- Farzian Location within Iran
- Coordinates: 33°33′33″N 49°33′19″E﻿ / ﻿33.55917°N 49.55528°E
- Country: Iran
- Province: Lorestan
- County: Azna
- District: Japelaq
- Rural District: Japelaq-e Sharqi

Population (2016)
- • Total: 630
- Time zone: UTC+3:30 (IRST)

= Farzian =

Village in Lorestan province, Iran

Farzian (فرزيان) (Note: Also romanized as Farzeyān, Farzīān, and Farzīyan; also known as Fārisiyān and Fārsīān) is a village in Japelaq-e Sharqi Rural District of Japelaq District in Azna County, Lorestan province, Iran.

== History ==
The site now occupied by Farzian is believed to have been the site of the city of Gabai (گابایی). The fact that this city shared its name with another in Sogdia serves as evidence for the migration of Aryans into Iran from the Central Asians Plains.

From the 12th to the 16th centuries AD, the most significant site in the Japelaq region was Farzian Castle, a stronghold built by Al-Ajl which often served as a refuge for rebels.

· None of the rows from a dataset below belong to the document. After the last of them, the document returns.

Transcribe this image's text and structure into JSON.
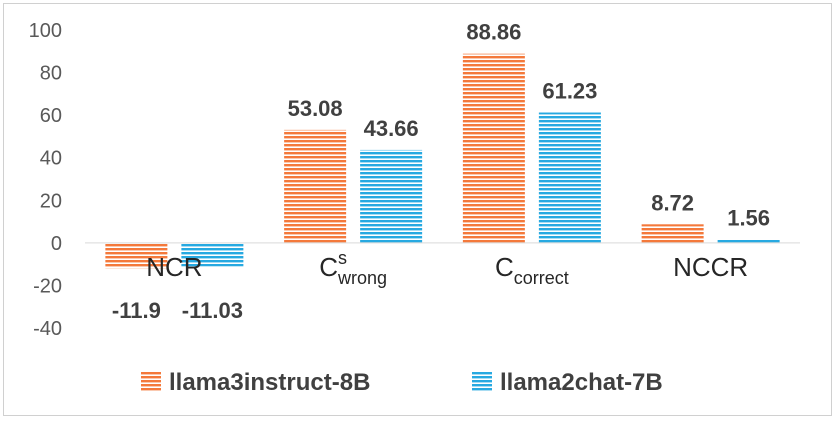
{
  "chart_data": {
    "type": "bar",
    "categories": [
      "NCR",
      "C^s_wrong",
      "C_correct",
      "NCCR"
    ],
    "category_labels": [
      {
        "main": "NCR",
        "sup": "",
        "sub": ""
      },
      {
        "main": "C",
        "sup": "s",
        "sub": "wrong"
      },
      {
        "main": "C",
        "sup": "",
        "sub": "correct"
      },
      {
        "main": "NCCR",
        "sup": "",
        "sub": ""
      }
    ],
    "series": [
      {
        "name": "llama3instruct-8B",
        "values": [
          -11.9,
          53.08,
          88.86,
          8.72
        ],
        "labels": [
          "-11.9",
          "53.08",
          "88.86",
          "8.72"
        ],
        "color": "#F4793B",
        "pattern": "horizontal-stripes"
      },
      {
        "name": "llama2chat-7B",
        "values": [
          -11.03,
          43.66,
          61.23,
          1.56
        ],
        "labels": [
          "-11.03",
          "43.66",
          "61.23",
          "1.56"
        ],
        "color": "#27A9E1",
        "pattern": "horizontal-stripes"
      }
    ],
    "yticks": [
      "100",
      "80",
      "60",
      "40",
      "20",
      "0",
      "-20",
      "-40"
    ],
    "ylim": [
      -40,
      100
    ],
    "grid": false,
    "legend_position": "bottom",
    "title": "",
    "xlabel": "",
    "ylabel": ""
  }
}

Until the 1970s, Farzian was a popular destination for tourists on account of its beautiful pine groves, vineyards and gardens. However, these were destroyed in droughts following the construction of dams.

==Demographics==
===Language===
All Farzian residents speak the Luri language, and are Twelver Shiites.

===Population===
The 2006 National Census recorded a population of 1,025 people in 299 households, including 485 men and 540 women. Roughly 66% of the men and 57% of the women were literate. The following census in 2011 counted 872 people in 261 households. The 2016 census measured the population of the village as 630 people in 219 households.

== Geography ==
Farzian village is 0.7 by 0.5km, with an area of 0.35km. It is 32km northeast of the Oshtrankooh mountain range. The village is crossed by the dry beds of two former rivers - the Godara from northwest, and the Jopileh from southwest.

Farzian has a cold mountainous climate. The average temperature in July (the hottest month of the year) is 25 degrees Celsius, in December (the coldest month of the year) is -3 degrees Celsius, in April it is 12 degrees Celsius and in October it is 15 degrees Celsius. The average annual temperature is 12 degrees Celsius and the annual rainfall is 456.2 mm.